New state program is protecting water from wildfire 

Summit County river lovers are hoping to shore up the Blue River against wildfire. 

“We saw when the Poudre burned a few years ago, and then subsequently flooded, the vast ecological damage that was done in that drainage,” says Vanessa Logsdon with Blue River Watershed Group. “That really was an eye opener for the state.” 

Logsdon knows it seems counterintuitive to guard a river against wildfire.  

But rivers are more than water alone. They feed mountain ecosystems and transportation.

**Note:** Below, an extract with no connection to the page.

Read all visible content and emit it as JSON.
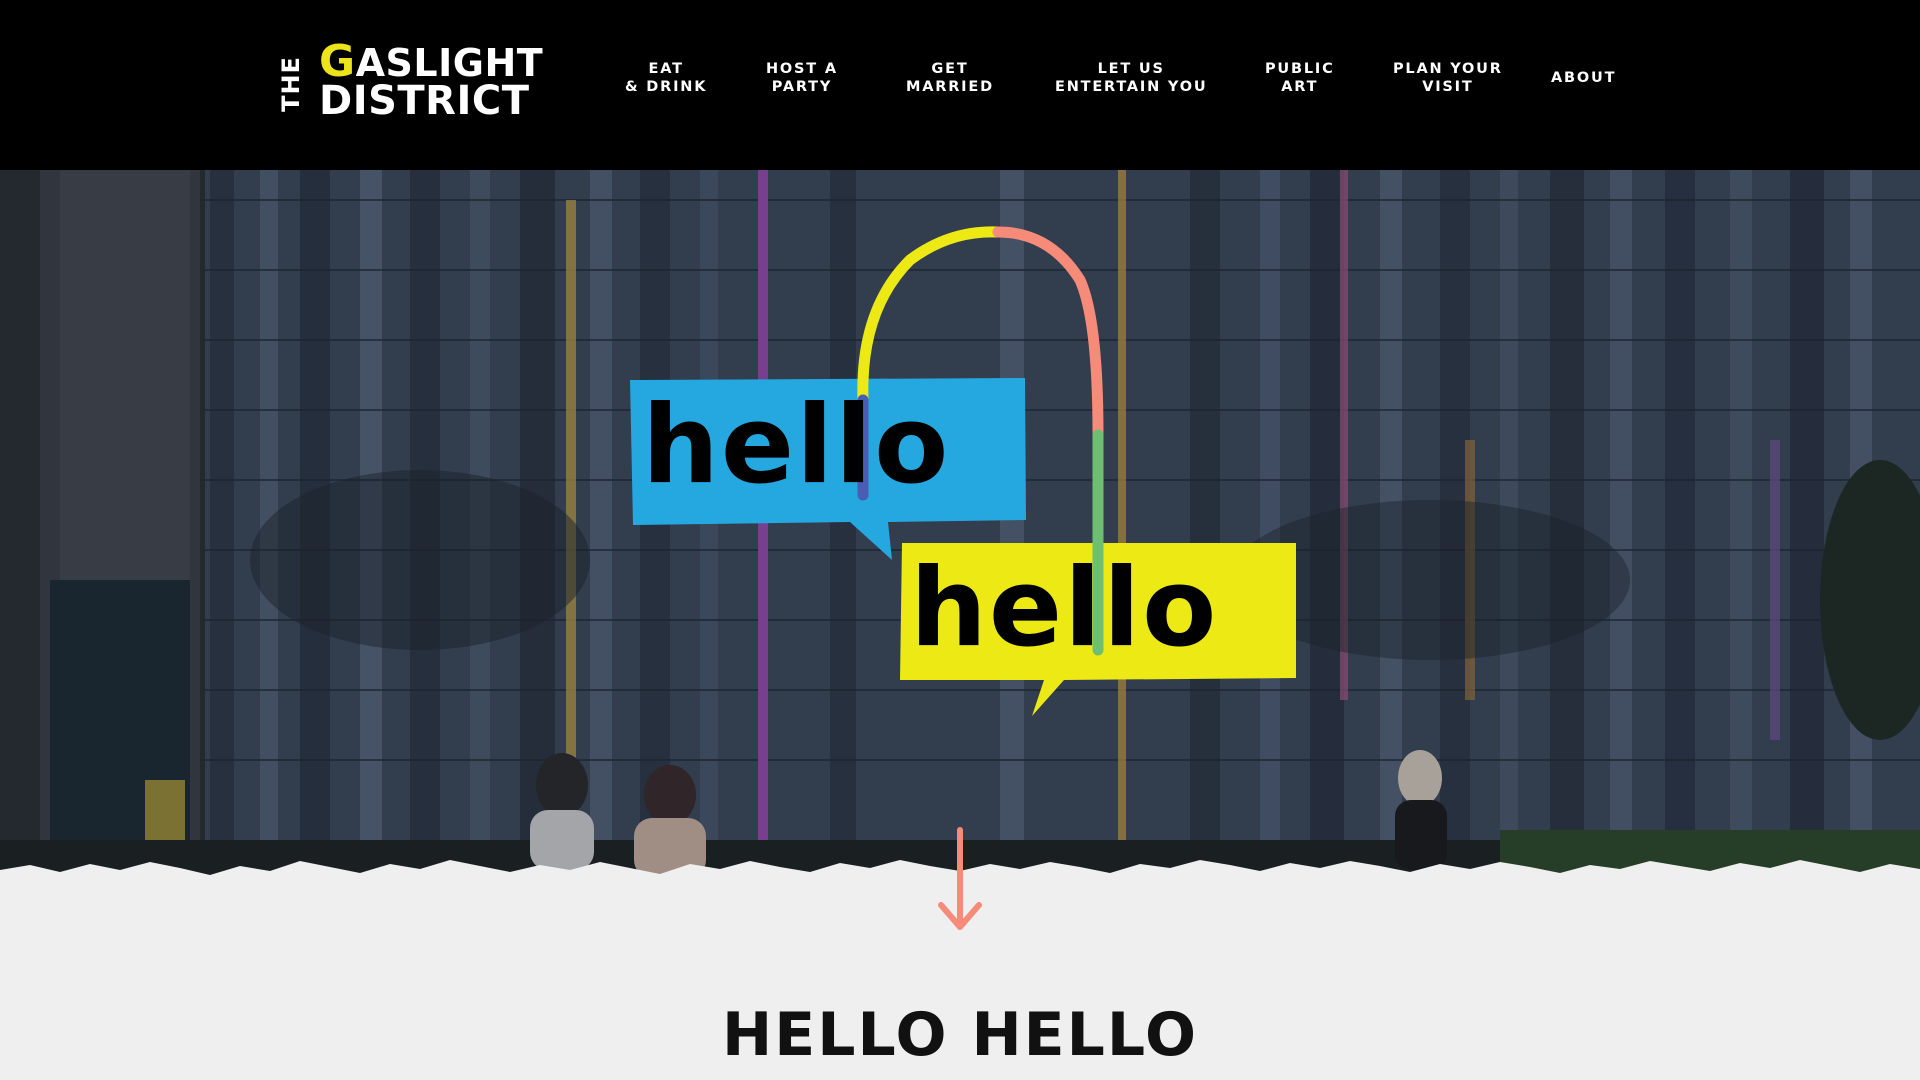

Look at the widespread damage from the Grizzly Creek Fire in Glenwood Canyon, where fires and subsequent mudslides threatened I-70, the Colorado River, and natural attractions like Hanging Lake. 

Blue River Watershed Group could soon be tapping into a new “wildfire ready watershed” initiative from the Colorado Water Conservation Board. 

“They’re looking into all the ways that they can help protect our roads, our bridges, but also rivers,” Logsdon says. “Protecting those ecosystems, the fish, and the communities that live alongside those rivers and rely on that clean water. 

“This reduces the impact of post-fire hazards,” she says of the program. “It’s goal is to identify the most vulnerable watersheds, and develop and implement strategies to lessen the long-term effects that wildfires have on our stream corridors.”